“Why, I wanted to tell her about the necklace,” and Harry’s face flushed with his eagerness to get the story off his mind.
“Well, I do declare!” laughed Frank. “Just as though you hadn’t had three or four mortal hours, this very day, to tell it in! I should like to know what you two have been talking about all the time?”
“Plenty of things; but I never once thought of the necklace,” sighed repentant Harry.
“Well! tell me—that will do just as well,” urged Frank.
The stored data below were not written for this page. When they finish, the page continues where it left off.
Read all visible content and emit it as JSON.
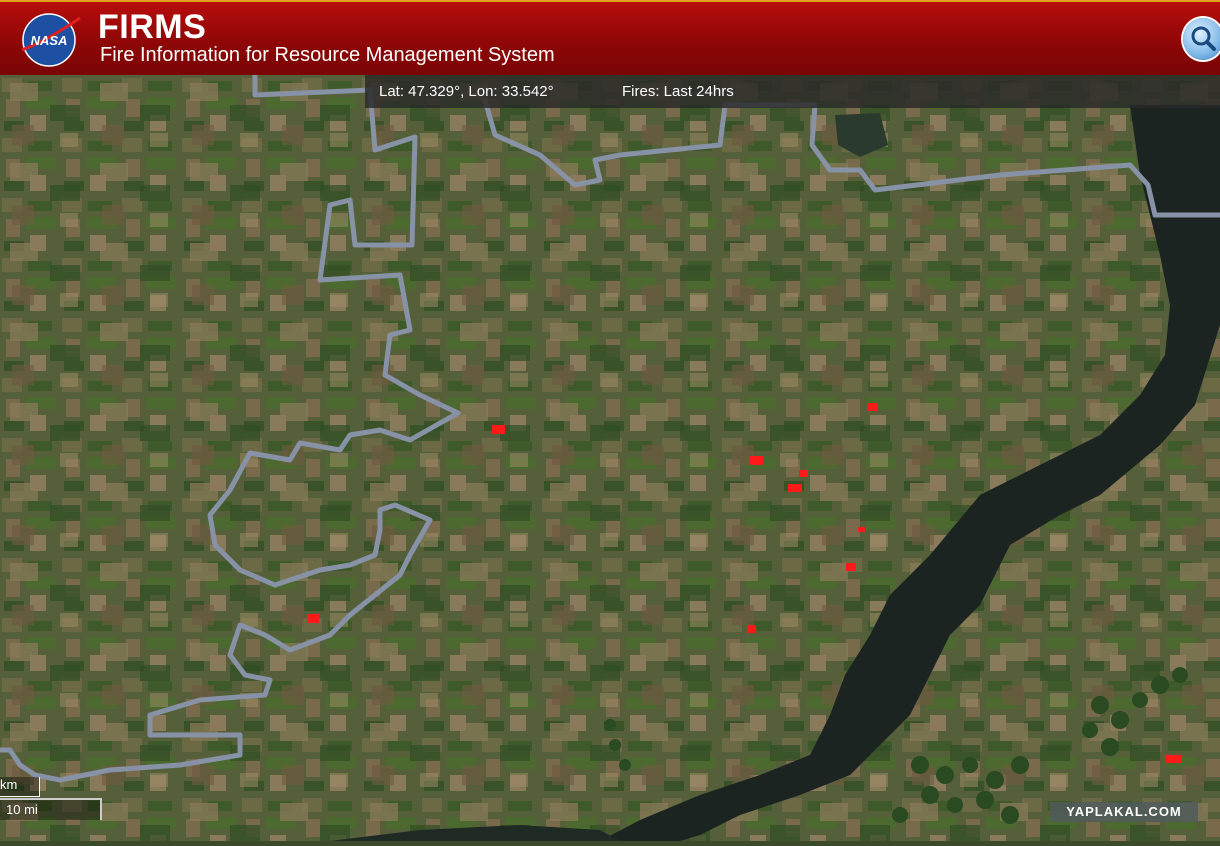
{
  "header": {
    "title": "FIRMS",
    "subtitle": "Fire Information for Resource Management System",
    "logo_text": "NASA",
    "background": "#9e0909"
  },
  "coordinates": {
    "text": "Lat: 47.329°, Lon: 33.542°",
    "fires_label": "Fires: Last 24hrs"
  },
  "scale": {
    "km_label": "km",
    "mi_label": "10 mi"
  },
  "watermark": "YAPLAKAL.COM",
  "map": {
    "fire_color": "#ff1a1a",
    "border_color": "#8a95a8",
    "river_color": "#1a231f",
    "land_color": "#4f5a33"
  },
  "icons": {
    "search": "search-icon",
    "logo": "nasa-logo"
  }
}
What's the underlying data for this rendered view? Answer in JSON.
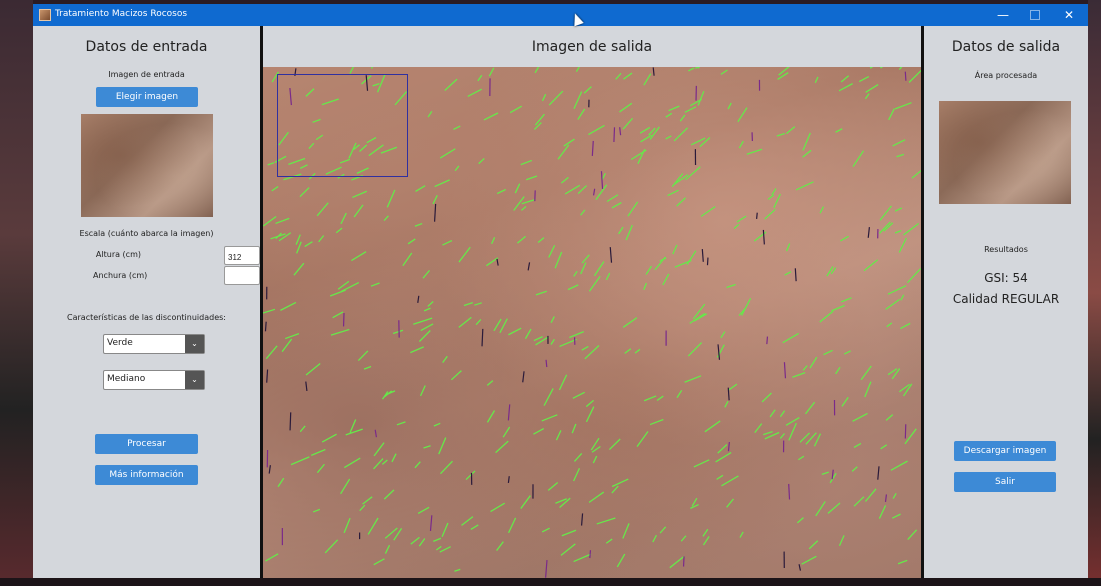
{
  "window": {
    "title": "Tratamiento Macizos Rocosos",
    "controls": {
      "minimize": "—",
      "maximize": "",
      "close": "✕"
    }
  },
  "left": {
    "heading": "Datos de entrada",
    "input_label": "Imagen de entrada",
    "choose_button": "Elegir imagen",
    "scale_label": "Escala (cuánto abarca la imagen)",
    "height_label": "Altura (cm)",
    "height_value": "312",
    "width_label": "Anchura (cm)",
    "width_value": "",
    "disc_label": "Características de las discontinuidades:",
    "color_select": "Verde",
    "size_select": "Mediano",
    "process_button": "Procesar",
    "more_button": "Más información"
  },
  "center": {
    "heading": "Imagen de salida"
  },
  "right": {
    "heading": "Datos de salida",
    "area_label": "Área procesada",
    "results_label": "Resultados",
    "gsi": "GSI: 54",
    "quality": "Calidad REGULAR",
    "download_button": "Descargar imagen",
    "exit_button": "Salir"
  },
  "colors": {
    "titlebar": "#0f6ad0",
    "button": "#3d8ad6",
    "panel": "#d4d7dc",
    "overlay_lines": "#66e84a"
  }
}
“No, indeed. I’ll tell no one but the owner of that bit of gold, where I’ve seen it.”
“You’ve never seen my Kate’s gold necklace,” spoke up Frank, indignant, he knew not why, at Harry’s assurance.
“I have, then; and what’s more, I mean to get it back again for her.”
“Tell me how.” Frank had ceased from rocking, and leaned quite near Harry, full of interest and eager with curiosity.
“I’ll tell her,” was all that Harry would say; and soon after that the anxiety regarding Kate arose, and the subject was forgotten.
Later in the afternoon, Grandma Dobson having gone on her little expedition, while Mrs. Hallock sat beside an open window near Harry’s bed, and Kate, on the low stone step outside the front door, was making dandelion curls, and thinking how dreadful it would have been if a big tide had dashed in and surged over the salt meadow and drowned Kate Hallock, Harry remembered the so-oft-forgotten circlet of gold, and he started from his pillow, saying: “I want to tell her now, this minute, before I forget it.”